“There now, Dagobert, you have begun to scold us already.”
“Just at the very commencement,” added Blanche.
“Commencement!—what, is there to be a sequel? a finish?”
“A finish? we hope not,” said Rose, laughing like mad.
“All we ask is, that it should last forever,” added Blanche, sharing in the hilarity of her sister.
Dagobert looked gravely from one to the other of the two maidens, as if trying to guess this enigma; but when he saw their sweet, innocent faces gracefully animated by a frank, ingenuous laugh, he reflected that they would not be so gay if they had any serious matter for self-reproach, and he felt pleased at seeing them so merry in the midst of their precarious position.
“Laugh on, my children!” he said. “I like so much to see you laugh.”
Then, thinking that was not precisely the way in which he ought to treat the singular confession of the young girls, he added in a gruff voice: “Yes, I like to see you laugh—but not when you receive fair visitors with blue eyes, young ladies!—Come, acknowledge that I’m an old fool to listen to such nonsense—you are only making game of me.”

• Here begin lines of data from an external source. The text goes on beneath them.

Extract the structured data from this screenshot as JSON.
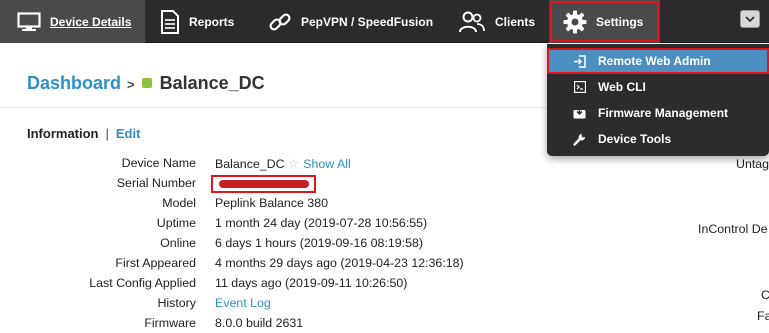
{
  "nav": {
    "items": [
      {
        "label": "Device Details",
        "icon": "monitor-icon",
        "active": true
      },
      {
        "label": "Reports",
        "icon": "document-icon"
      },
      {
        "label": "PepVPN / SpeedFusion",
        "icon": "link-icon"
      },
      {
        "label": "Clients",
        "icon": "users-icon"
      },
      {
        "label": "Settings",
        "icon": "gear-icon",
        "highlighted": true
      }
    ],
    "collapse_icon": "chevron-down-icon"
  },
  "settings_menu": {
    "items": [
      {
        "label": "Remote Web Admin",
        "icon": "login-icon",
        "highlighted": true
      },
      {
        "label": "Web CLI",
        "icon": "terminal-icon"
      },
      {
        "label": "Firmware Management",
        "icon": "download-box-icon"
      },
      {
        "label": "Device Tools",
        "icon": "wrench-icon"
      }
    ]
  },
  "breadcrumb": {
    "root": "Dashboard",
    "separator": ">",
    "device": "Balance_DC",
    "status_color": "#8cc43f"
  },
  "information": {
    "title": "Information",
    "separator": "|",
    "edit_label": "Edit",
    "rows": [
      {
        "label": "Device Name",
        "value": "Balance_DC",
        "link": "Show All"
      },
      {
        "label": "Serial Number",
        "value": "",
        "redacted": true
      },
      {
        "label": "Model",
        "value": "Peplink Balance 380"
      },
      {
        "label": "Uptime",
        "value": "1 month 24 day (2019-07-28 10:56:55)"
      },
      {
        "label": "Online",
        "value": "6 days 1 hours (2019-09-16 08:19:58)"
      },
      {
        "label": "First Appeared",
        "value": "4 months 29 days ago (2019-04-23 12:36:18)"
      },
      {
        "label": "Last Config Applied",
        "value": "11 days ago (2019-09-11 10:26:50)"
      },
      {
        "label": "History",
        "value": "",
        "link": "Event Log"
      },
      {
        "label": "Firmware",
        "value": "8.0.0 build 2631"
      }
    ]
  },
  "right_column_fragments": [
    "Untag",
    "InControl De",
    "C",
    "Fa"
  ],
  "colors": {
    "accent": "#2f8fc6",
    "highlight_outline": "#e3141d",
    "nav_bg": "#2b2b2b",
    "menu_highlight": "#4b8fc0"
  }
}
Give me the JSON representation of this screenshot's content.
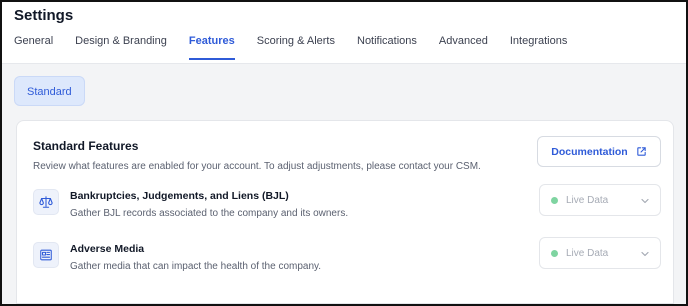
{
  "page": {
    "title": "Settings"
  },
  "tabs": [
    {
      "label": "General"
    },
    {
      "label": "Design & Branding"
    },
    {
      "label": "Features"
    },
    {
      "label": "Scoring & Alerts"
    },
    {
      "label": "Notifications"
    },
    {
      "label": "Advanced"
    },
    {
      "label": "Integrations"
    }
  ],
  "active_tab": "Features",
  "subtab": {
    "label": "Standard"
  },
  "card": {
    "title": "Standard Features",
    "description": "Review what features are enabled for your account. To adjust adjustments, please contact your CSM.",
    "doc_button": "Documentation"
  },
  "features": [
    {
      "name": "Bankruptcies, Judgements, and Liens (BJL)",
      "description": "Gather BJL records associated to the company and its owners.",
      "icon": "scales-icon",
      "status": "Live Data"
    },
    {
      "name": "Adverse Media",
      "description": "Gather media that can impact the health of the company.",
      "icon": "newspaper-icon",
      "status": "Live Data"
    }
  ],
  "colors": {
    "accent": "#2f5bd8",
    "status_live": "#7fd4a1"
  }
}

“Nay, what we tell you is quite true.”
“You know we never tell stories,” added Rose.
“They are right—they never fib,” said the soldier, in renewed perplexity.
“But how the devil is such a visit possible? I sleep before your door—Spoil-sport sleeps under your window—and all the blue eyes and fair locks in the world must come in by one of those two ways—and, if they had tried it, the dog and I, who have both of us quick ears, would have received their visits after our fashion. But come, children! pray, speak to the purpose. Explain yourselves!”

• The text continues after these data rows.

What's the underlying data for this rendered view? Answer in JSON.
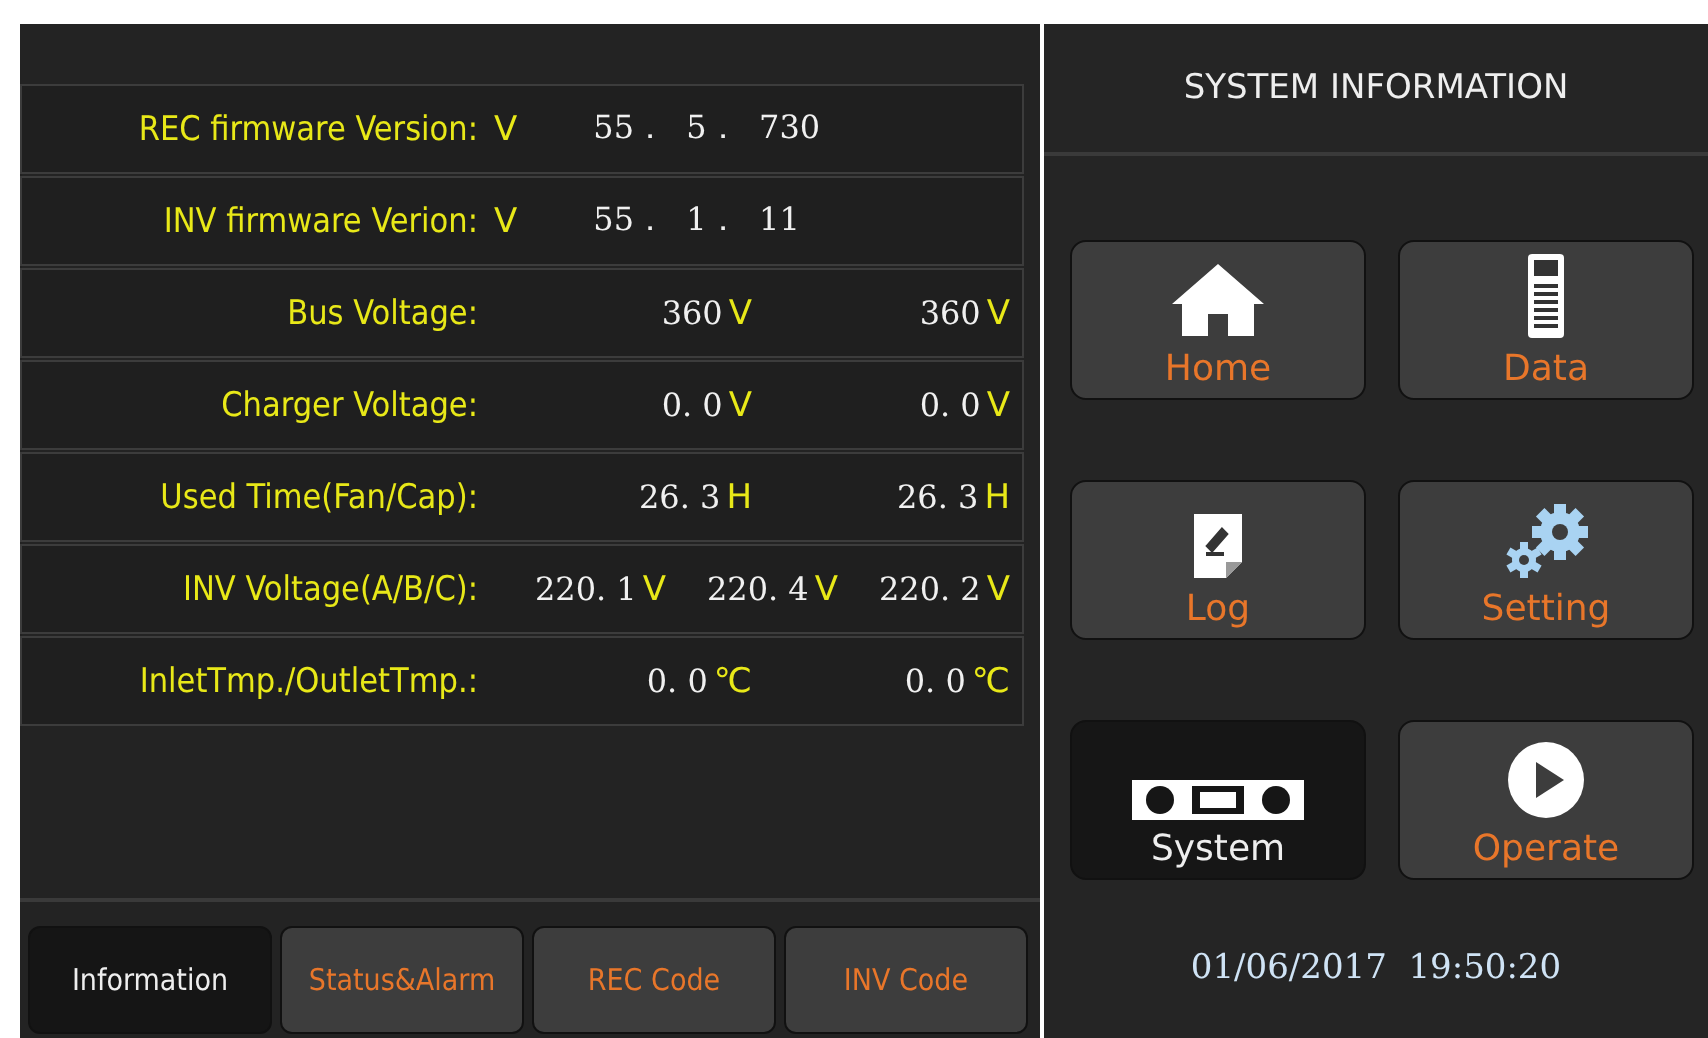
{
  "info_rows": [
    {
      "kind": "version",
      "label": "REC firmware Version:",
      "prefix": "V",
      "value": "55．  5．  730"
    },
    {
      "kind": "version",
      "label": "INV firmware Verion:",
      "prefix": "V",
      "value": "55．  1．  11"
    },
    {
      "kind": "measure",
      "label": "Bus Voltage:",
      "readings": [
        {
          "number": "360",
          "unit": "V"
        },
        {
          "number": "360",
          "unit": "V"
        }
      ]
    },
    {
      "kind": "measure",
      "label": "Charger Voltage:",
      "readings": [
        {
          "number": "0. 0",
          "unit": "V"
        },
        {
          "number": "0. 0",
          "unit": "V"
        }
      ]
    },
    {
      "kind": "measure",
      "label": "Used Time(Fan/Cap):",
      "readings": [
        {
          "number": "26. 3",
          "unit": "H"
        },
        {
          "number": "26. 3",
          "unit": "H"
        }
      ]
    },
    {
      "kind": "measure",
      "label": "INV Voltage(A/B/C):",
      "readings": [
        {
          "number": "220. 1",
          "unit": "V"
        },
        {
          "number": "220. 4",
          "unit": "V"
        },
        {
          "number": "220. 2",
          "unit": "V"
        }
      ]
    },
    {
      "kind": "measure",
      "label": "InletTmp./OutletTmp.:",
      "readings": [
        {
          "number": "0. 0",
          "unit": "℃"
        },
        {
          "number": "0. 0",
          "unit": "℃"
        }
      ]
    }
  ],
  "tabs": [
    {
      "label": "Information",
      "selected": true
    },
    {
      "label": "Status&Alarm",
      "selected": false
    },
    {
      "label": "REC Code",
      "selected": false
    },
    {
      "label": "INV Code",
      "selected": false
    }
  ],
  "side_panel": {
    "title": "SYSTEM INFORMATION",
    "buttons": [
      {
        "label": "Home",
        "selected": false
      },
      {
        "label": "Data",
        "selected": false
      },
      {
        "label": "Log",
        "selected": false
      },
      {
        "label": "Setting",
        "selected": false
      },
      {
        "label": "System",
        "selected": true
      },
      {
        "label": "Operate",
        "selected": false
      }
    ],
    "datetime": "01/06/2017  19:50:20"
  }
}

The two sisters, who saw, by the expression of Dagobert’s countenance, that he felt really uneasy, determined no longer to trifle with his kindness. They exchanged a glance, and Rose, taking in her little hand the coarse, broad palm of the veteran, said to him: “Come, do not plague yourself! We will tell you all about the visits of our friend, Gabriel.”
“There you are again!—He has a name, then?”

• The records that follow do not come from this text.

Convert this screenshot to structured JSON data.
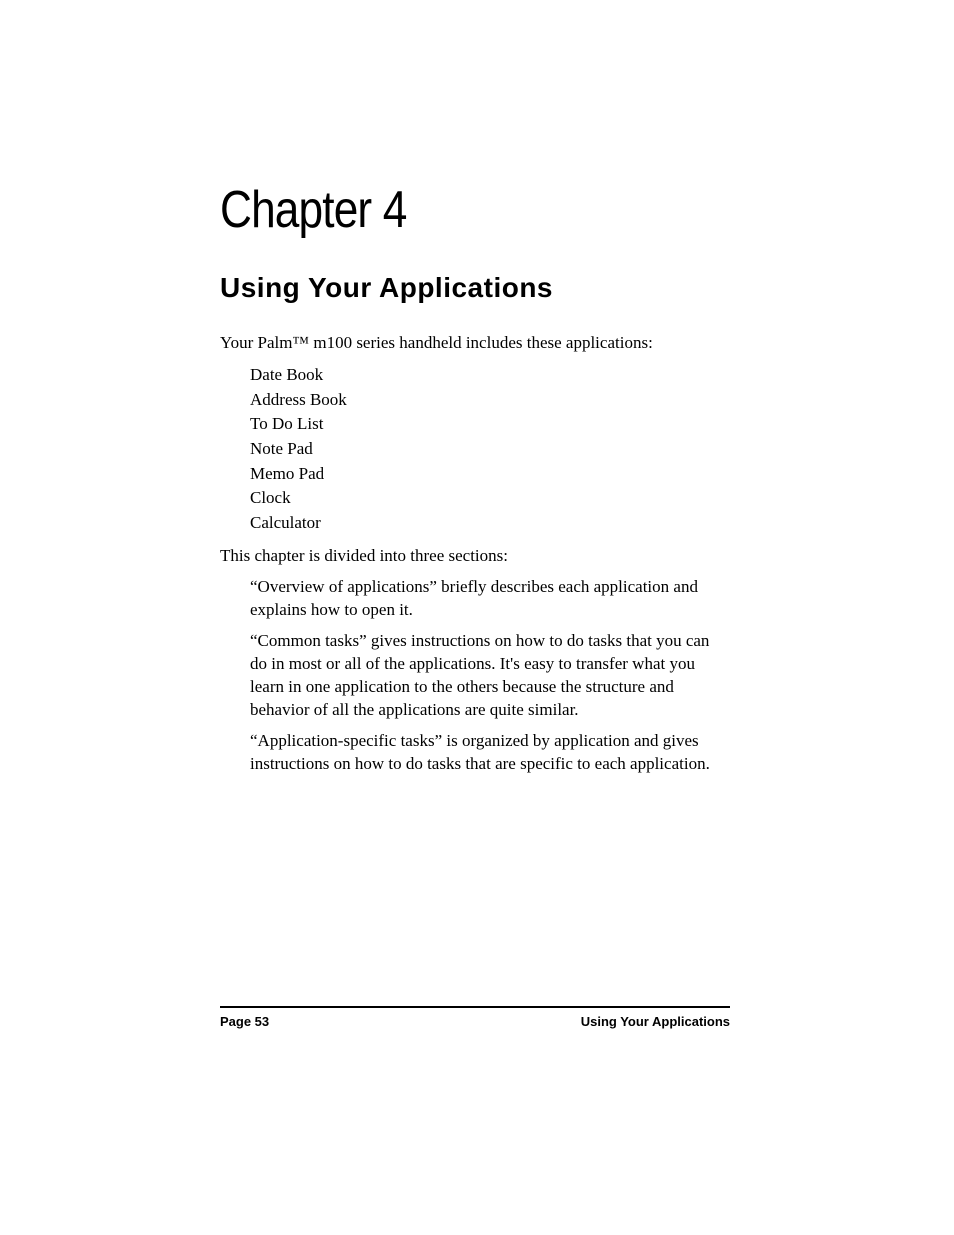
{
  "chapter_title": "Chapter 4",
  "section_title": "Using Your Applications",
  "intro": "Your Palm™ m100 series handheld includes these applications:",
  "applications": [
    "Date Book",
    "Address Book",
    "To Do List",
    "Note Pad",
    "Memo Pad",
    "Clock",
    "Calculator"
  ],
  "divider": "This chapter is divided into three sections:",
  "sections": [
    "“Overview of applications” briefly describes each application and explains how to open it.",
    "“Common tasks” gives instructions on how to do tasks that you can do in most or all of the applications. It's easy to transfer what you learn in one application to the others because the structure and behavior of all the applications are quite similar.",
    "“Application-specific tasks” is organized by application and gives instructions on how to do tasks that are specific to each application."
  ],
  "footer": {
    "page_label": "Page 53",
    "section_label": "Using Your Applications"
  }
}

“Certainly, he has a name. It is Gabriel.”
“Is it not a pretty name, Dagobert? Oh, you will see and love, as we do, our beautiful Gabriel!”
“I’ll love your beautiful Gabriel, will I?” said the veteran, shaking his head—“Love your beautiful Gabriel?—that’s as it may be. I must first know—” Then, interrupting himself, he added: “It is queer. That reminds me of something.”
“Of what, Dagobert?”
“Fifteen years ago, in the last letter that your father, on his return from France, brought me from my wife: she told me that, poor as she was, and with our little growing Agricola on her hands, she had taken in a poor deserted child, with the face of a cherub, and the name of Gabriel—and only a short time since I heard of him again.”